Rapper Midwxst Rises from the Middle of the Map

Photo provided by Geffen Records, Midwxst will perform Nov. 13 as part of the Day N Vegas festival in Las Vegas.

In his official Geffen Records biography, Midwxst is described as a rapper who grew up in a “small town.”
To Indiana residents, it’s probably a stretch to refer to Carmel – the Indianapolis suburb that’s home to
100,000 residents, more than 100 traffic roundabouts plus mansions owned by Colts owner Jim Irsay
and Lucas Oil founder Forrest Lucas – as a small town.

But that doesn’t make Midwxst’s rise in the hip-hop world any less unusual.
Perhaps a dozen Indiana rappers have been affiliated with major recording companies during hip-hop’s
48-year history. At 18, Midwxst is one of the youngest, and he’s surely the first to grow up in Carmel and
graduate from private school Park Tudor.

Born Edgar Sarratt III, he’s the son of Air Force veteran Edgar and human resources executive Karin.
“It sounds weird hearing a rapper talk about how he came up in Carmel,” Midwxst says. “But that’s where
I’ve lived for the majority of my years.”

The rapper performed for all-ages audiences at the Emerson Theater in Indianapolis, and he routinely
visited suburban Avon and Plainfield to hang out with friends.

Although it’s not uncommon for musicians to say they want to represent their hometown, Midwxst chose
a stage name that blankets multiple states. Because of his parents’ work commitments, Midwxst lived in
several states after his birth in Columbia, South Carolina.

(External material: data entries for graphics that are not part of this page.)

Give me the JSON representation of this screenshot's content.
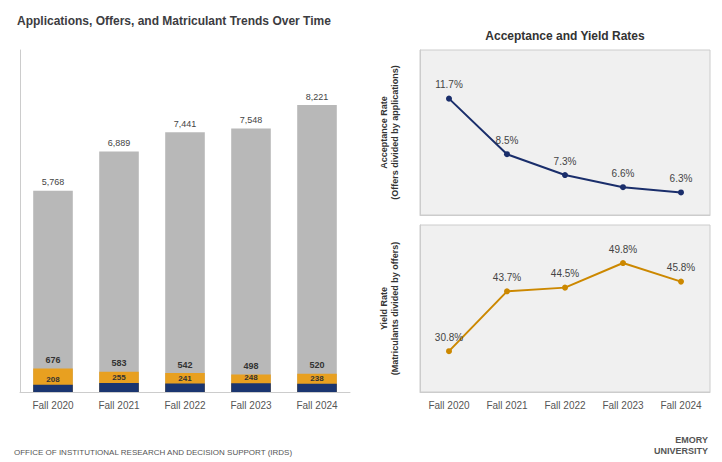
{
  "chart_data": [
    {
      "type": "bar",
      "title": "Applications, Offers, and Matriculant Trends Over Time",
      "categories": [
        "Fall 2020",
        "Fall 2021",
        "Fall 2022",
        "Fall 2023",
        "Fall 2024"
      ],
      "series": [
        {
          "color": "#b8b8b8",
          "values": [
            5768,
            6889,
            7441,
            7548,
            8221
          ],
          "value_labels": [
            "5,768",
            "6,889",
            "7,441",
            "7,548",
            "8,221"
          ]
        },
        {
          "color": "#e8a020",
          "values": [
            676,
            583,
            542,
            498,
            520
          ]
        },
        {
          "color": "#1a3570",
          "values": [
            208,
            255,
            241,
            248,
            238
          ]
        }
      ],
      "ylim": [
        0,
        9800
      ],
      "stacked": false,
      "data_labels": true,
      "tick_labels": "x",
      "grid": false,
      "annotations": [
        "OFFICE OF INSTITUTIONAL RESEARCH AND DECISION SUPPORT (IRDS)"
      ]
    },
    {
      "type": "line",
      "title": "Acceptance and Yield Rates",
      "ylabel": "Acceptance Rate\n(Offers divided by applications)",
      "categories": [
        "Fall 2020",
        "Fall 2021",
        "Fall 2022",
        "Fall 2023",
        "Fall 2024"
      ],
      "series": [
        {
          "color": "#1a2e6b",
          "marker": "circle",
          "line_style": "solid",
          "values": [
            11.7,
            8.5,
            7.3,
            6.6,
            6.3
          ],
          "value_labels": [
            "11.7%",
            "8.5%",
            "7.3%",
            "6.6%",
            "6.3%"
          ]
        }
      ],
      "ylim": [
        5.0,
        14.5
      ],
      "data_labels": true,
      "tick_labels": false,
      "grid": false
    },
    {
      "type": "line",
      "ylabel": "Yield Rate\n(Matriculants divided by offers)",
      "categories": [
        "Fall 2020",
        "Fall 2021",
        "Fall 2022",
        "Fall 2023",
        "Fall 2024"
      ],
      "series": [
        {
          "color": "#cc8800",
          "marker": "circle",
          "line_style": "solid",
          "values": [
            30.8,
            43.7,
            44.5,
            49.8,
            45.8
          ],
          "value_labels": [
            "30.8%",
            "43.7%",
            "44.5%",
            "49.8%",
            "45.8%"
          ]
        }
      ],
      "ylim": [
        22,
        58
      ],
      "data_labels": true,
      "tick_labels": "x",
      "grid": false,
      "annotations": [
        "EMORY\nUNIVERSITY"
      ]
    }
  ]
}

“Indiana was the first place I was able to get grounded and rooted at all,” Midwxst says. “Just to get an
understanding of my surroundings and actually tap in with some of the culture here.”

“Back in Action,” an EP Midwxst made for Geffen Records (where his label mates include Olivia Rodrigo
and Rod Wave), arrived on Sept. 22. He’s already come a long way from his early musical efforts.

“I never expected to be able to sign to a major record label from making literal diss tracks and jab songs
at all my friends during freshman year of high school,” Midwxst says.

Those lyrics may have been good-natured, but distrust and isolation provided a theme for the first EP
Midwxst released this year: an independent project titled “SUMMER03.” “Got no one to text or call up my
phone,” he rapped/sang on the unplugged ballad “Liar.” “I hide how I feel, never let a bit show. I don’t
want help; I can suffer alone.”

The lyrics heard on the “Back in Action” project for Geffen aren’t as bleak. He takes time, however, to
state, “I keep my circle tight because I don’t know who to trust.”

Midwxst says interactions at Park Tudor influenced his outlook on friendship and loyalty.

“The kids in my high school? They’re gossipy,” he says. “Everybody talks about one person, and that one
person talks about them. This other person is talking about someone else. It’s a spider web of, ‘This
person did this, this and this.’ I still have friends and I still obviously have conversations with other
people. But I distanced myself from the childish manner of that.”

Considered a leader within the over-the-top “hyperpop” genre, Midwxst specializes in high-energy
rhymes accompanied by electronic beats. Music blog Underground Underdogs hailed Midwxst as “the
new American teen,” and Pitchfork complimented “Back in Action” with a score of 7.2 on its 10-point review scale.

Presently studying Audio Engineering Technology at Belmont University in Nashville, Midwxst says he
appreciates guidance from his mother, Karin Sarratt, as his popularity grows.

“My mom is basically my second manager,” he says. “She’s on the week-to-week meetings with the
label. She always looks out for my best interests. I really value her and her input.”

Four songs on the “Back in Action” EP mention advice Midwxst received from Karin.

“When I put her advice in a song, I want other people to take that advice, too,” he says. “Why not give
that advice to other people who might listen to my songs for inspiration?”

On recent single “Tic Tac Toe,” Midwxst revisits his not-so-distant youth thanks to references to video
game character Crash Bandicoot, Pokemon’s Pikachu and “Phineas and Ferb” favorite Perry the
Platypus.

“That’s just nostalgia for me,” he says. “It’s super cool to put my own twist on that.”